Nocturnal ingestion of milk from a bottle is one of the most common causes of early childhood caries. During sleep, the amount of saliva decreases and milk, or any other food ingested before falling asleep, remains on the dental surfaces, causing the appearance of caries lesions. Therefore, only milk or water should be placed in the bottle and its intake should be during the day and not during sleep. Juice or other liquids should not be put in the bottle, a spoon should be used for this, until the child is able to drink from a glass.

Never give the child a pacifier dipped in sugar or honey.


How should oral hygiene be done in children?

Prior to tooth eruption, hygiene of the oral cavity should be carried out with a compress moistened with water or saline, to promote cleaning of the gums, after each meal.
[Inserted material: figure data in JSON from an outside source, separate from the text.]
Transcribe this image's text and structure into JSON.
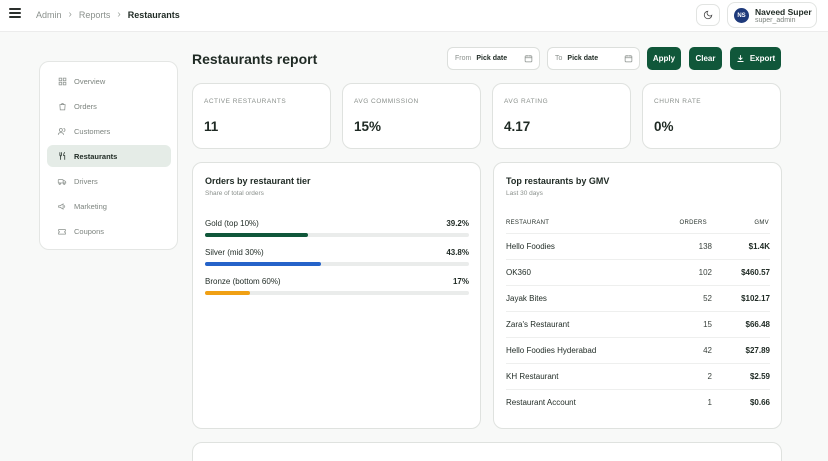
{
  "breadcrumb": {
    "items": [
      "Admin",
      "Reports",
      "Restaurants"
    ]
  },
  "user": {
    "initials": "NS",
    "name": "Naveed Super",
    "role": "super_admin"
  },
  "sidebar": {
    "items": [
      {
        "label": "Overview",
        "icon": "grid-icon",
        "active": false
      },
      {
        "label": "Orders",
        "icon": "bag-icon",
        "active": false
      },
      {
        "label": "Customers",
        "icon": "users-icon",
        "active": false
      },
      {
        "label": "Restaurants",
        "icon": "utensils-icon",
        "active": true
      },
      {
        "label": "Drivers",
        "icon": "truck-icon",
        "active": false
      },
      {
        "label": "Marketing",
        "icon": "megaphone-icon",
        "active": false
      },
      {
        "label": "Coupons",
        "icon": "ticket-icon",
        "active": false
      }
    ]
  },
  "header": {
    "title": "Restaurants report",
    "from_label": "From",
    "from_placeholder": "Pick date",
    "to_label": "To",
    "to_placeholder": "Pick date",
    "apply_label": "Apply",
    "clear_label": "Clear",
    "export_label": "Export"
  },
  "stats": [
    {
      "label": "ACTIVE RESTAURANTS",
      "value": "11"
    },
    {
      "label": "AVG COMMISSION",
      "value": "15%"
    },
    {
      "label": "AVG RATING",
      "value": "4.17"
    },
    {
      "label": "CHURN RATE",
      "value": "0%"
    }
  ],
  "tiers": {
    "title": "Orders by restaurant tier",
    "subtitle": "Share of total orders",
    "items": [
      {
        "name": "Gold (top 10%)",
        "pct": "39.2%",
        "fraction": 0.392,
        "color": "#10573a"
      },
      {
        "name": "Silver (mid 30%)",
        "pct": "43.8%",
        "fraction": 0.438,
        "color": "#2563c9"
      },
      {
        "name": "Bronze (bottom 60%)",
        "pct": "17%",
        "fraction": 0.17,
        "color": "#f0a014"
      }
    ]
  },
  "top": {
    "title": "Top restaurants by GMV",
    "subtitle": "Last 30 days",
    "columns": {
      "restaurant": "RESTAURANT",
      "orders": "ORDERS",
      "gmv": "GMV"
    },
    "rows": [
      {
        "name": "Hello Foodies",
        "orders": "138",
        "gmv": "$1.4K"
      },
      {
        "name": "OK360",
        "orders": "102",
        "gmv": "$460.57"
      },
      {
        "name": "Jayak Bites",
        "orders": "52",
        "gmv": "$102.17"
      },
      {
        "name": "Zara's Restaurant",
        "orders": "15",
        "gmv": "$66.48"
      },
      {
        "name": "Hello Foodies Hyderabad",
        "orders": "42",
        "gmv": "$27.89"
      },
      {
        "name": "KH Restaurant",
        "orders": "2",
        "gmv": "$2.59"
      },
      {
        "name": "Restaurant Account",
        "orders": "1",
        "gmv": "$0.66"
      }
    ]
  },
  "colors": {
    "accent": "#10573a",
    "active_nav_bg": "#e5ece7"
  }
}
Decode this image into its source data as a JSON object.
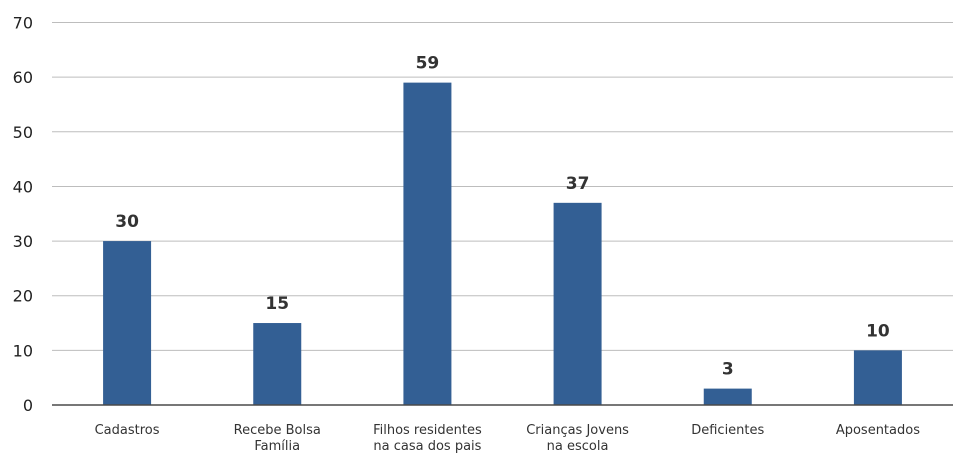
{
  "chart_data": {
    "type": "bar",
    "title": "",
    "xlabel": "",
    "ylabel": "",
    "categories": [
      [
        "Cadastros"
      ],
      [
        "Recebe Bolsa",
        "Família"
      ],
      [
        "Filhos residentes",
        "na casa dos pais"
      ],
      [
        "Crianças Jovens",
        "na escola"
      ],
      [
        "Deficientes"
      ],
      [
        "Aposentados"
      ]
    ],
    "values": [
      30,
      15,
      59,
      37,
      3,
      10
    ],
    "data_labels": [
      "30",
      "15",
      "59",
      "37",
      "3",
      "10"
    ],
    "yticks": [
      "0",
      "10",
      "20",
      "30",
      "40",
      "50",
      "60",
      "70"
    ],
    "ylim": [
      0,
      70
    ],
    "grid": true,
    "legend": "none",
    "bar_color": "#335f94",
    "grid_color": "#bdbdbd",
    "axis_color": "#4a4a4a"
  }
}
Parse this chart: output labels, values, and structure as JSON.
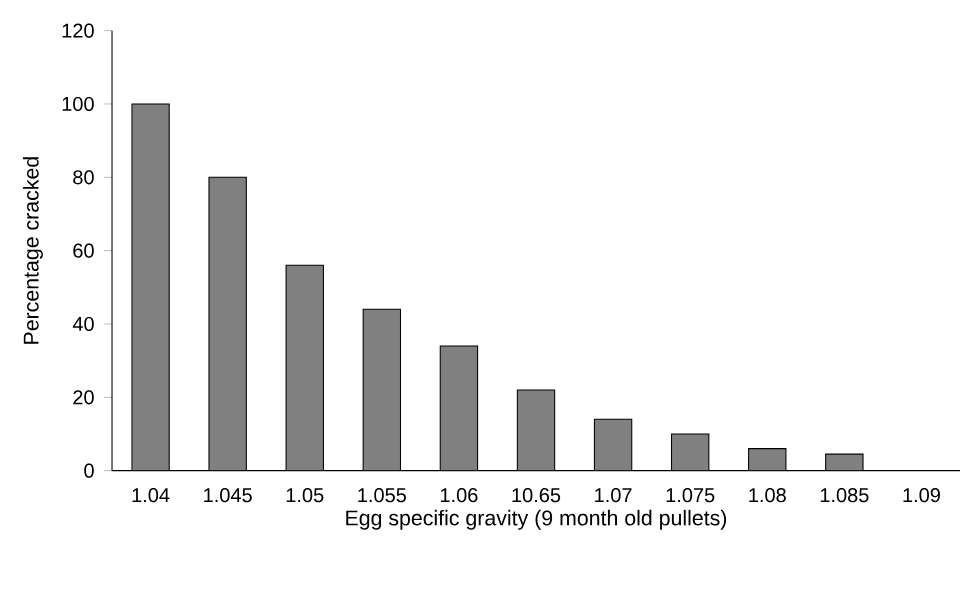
{
  "chart_data": {
    "type": "bar",
    "xlabel": "Egg specific gravity (9 month old pullets)",
    "ylabel": "Percentage cracked",
    "categories": [
      "1.04",
      "1.045",
      "1.05",
      "1.055",
      "1.06",
      "10.65",
      "1.07",
      "1.075",
      "1.08",
      "1.085",
      "1.09"
    ],
    "values": [
      100,
      80,
      56,
      44,
      34,
      22,
      14,
      10,
      6,
      4.5,
      null
    ],
    "color": "#808080",
    "ylim": [
      0,
      120
    ],
    "yticks": [
      0,
      20,
      40,
      60,
      80,
      100,
      120
    ]
  }
}
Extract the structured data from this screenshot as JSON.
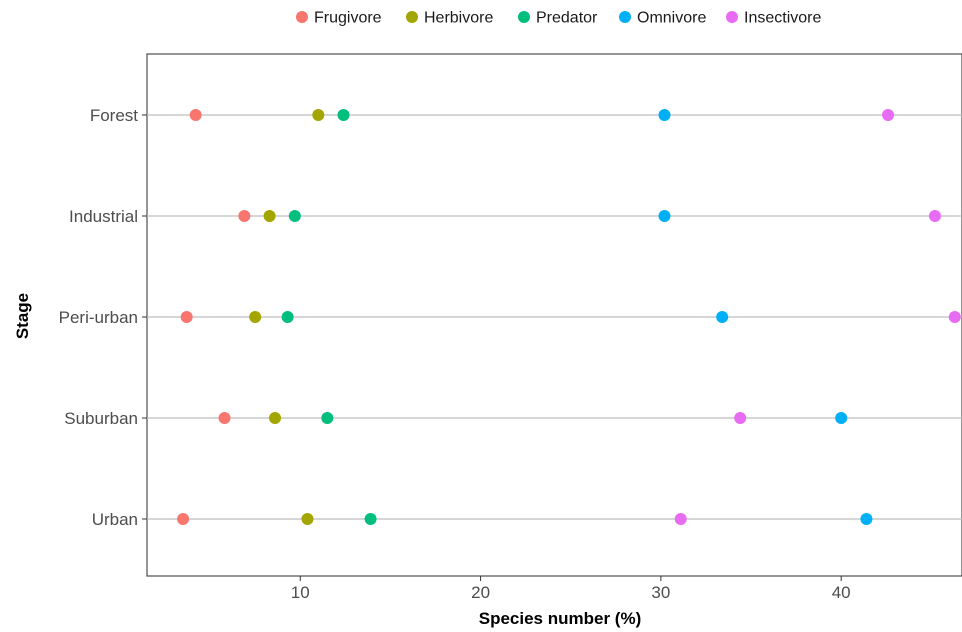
{
  "chart_data": {
    "type": "scatter",
    "xlabel": "Species number (%)",
    "ylabel": "Stage",
    "xlim": [
      1.5,
      46.7
    ],
    "x_ticks": [
      10,
      20,
      30,
      40
    ],
    "categories": [
      "Urban",
      "Suburban",
      "Peri-urban",
      "Industrial",
      "Forest"
    ],
    "grid": "horizontal",
    "legend_position": "top",
    "series": [
      {
        "name": "Frugivore",
        "color": "#F8766D",
        "values": [
          3.5,
          5.8,
          3.7,
          6.9,
          4.2
        ]
      },
      {
        "name": "Herbivore",
        "color": "#A3A500",
        "values": [
          10.4,
          8.6,
          7.5,
          8.3,
          11.0
        ]
      },
      {
        "name": "Predator",
        "color": "#00BF7D",
        "values": [
          13.9,
          11.5,
          9.3,
          9.7,
          12.4
        ]
      },
      {
        "name": "Omnivore",
        "color": "#00B0F6",
        "values": [
          41.4,
          40.0,
          33.4,
          30.2,
          30.2
        ]
      },
      {
        "name": "Insectivore",
        "color": "#E76BF3",
        "values": [
          31.1,
          34.4,
          46.3,
          45.2,
          42.6
        ]
      }
    ]
  }
}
After the appearance of the first teeth, maintain the hygiene of the gums with the compress and use a brush with a suitable size and toothpaste to clean the teeth after each meal.


Why are baby teeth important?

Baby teeth perform important functions such as aesthetics, chewing, swallowing, speech and maintenance of spaces for the correct eruption of permanent teeth.

A lesion caused by caries in a baby tooth and consequent abscess, when not treated, can influence the child’s health and cause pain and sometimes fever.

Premature loss of baby teeth can cause:

– Changes in phonetics and speech difficulties

– Occlusal and functional problems, consequent lack of space for the eruption of permanent teeth and incorrect development of the jaws

– Aesthetic changes that compromise the child’s social behavior


What is fluorine?

Fluoride is a compound that makes teeth more resistant to tooth decay. It should be administered in adequate amounts according to age, geographic area and diet. For this reason, you should consult a pediatric dentist to be informed about the correct dosage and method of fluoride application, according to the child’s needs.


How should I act in case of dental trauma?

in milk teeth

During the first years of life, when the child begins to explore the world around him, there is a greater propensity for falls and consequent dental trauma. When an injury occurs to the baby tooth, the permanent tooth may be compromised aesthetically (“stain” or deformation of the crown of the tooth). In case of avulsion of the milk tooth, it should not be reimplanted.

After the trauma, you should always consult a pediatric dentist so that a clinical and radiographic examination can be carried out, treatment if necessary and advice on the care to be taken.


In the permanent dentition

Whatever the type of trauma that occurred, you should always consult the pediatric dentist for a physical and radiographic examination and to know what precautions to take.

If a partial fracture or avulsion of the tooth has occurred, you should:

  1. Look for the fragment or complete tooth and hold it by the crown (white part) and not by the root (yellow part);
  2. Reimplant the fragment or tooth immediately, if possible;
  3. In case of contamination of the tooth, rinse the fragment or tooth under tap water and reimplant it;
  4. Keep the fragment or tooth in position with the aid of a pocket handkerchief and immediately go to a dental office;
  5. If it is not possible to reimplant the fragment or tooth, transport it in milk or serum. If milk or serum is not available, carry the fragment or tooth in the child’s oral cavity (between the cheek and the gum);
  6. Look for an odontopediatrician or dentist urgently.


In both dentitions

If the child performs contact sports such as rugby, hockey, karate, cycling, skateboarding or any other activity where there is a likelihood of trauma to the face, additional protection with a helmet and/or mouth guard should be used.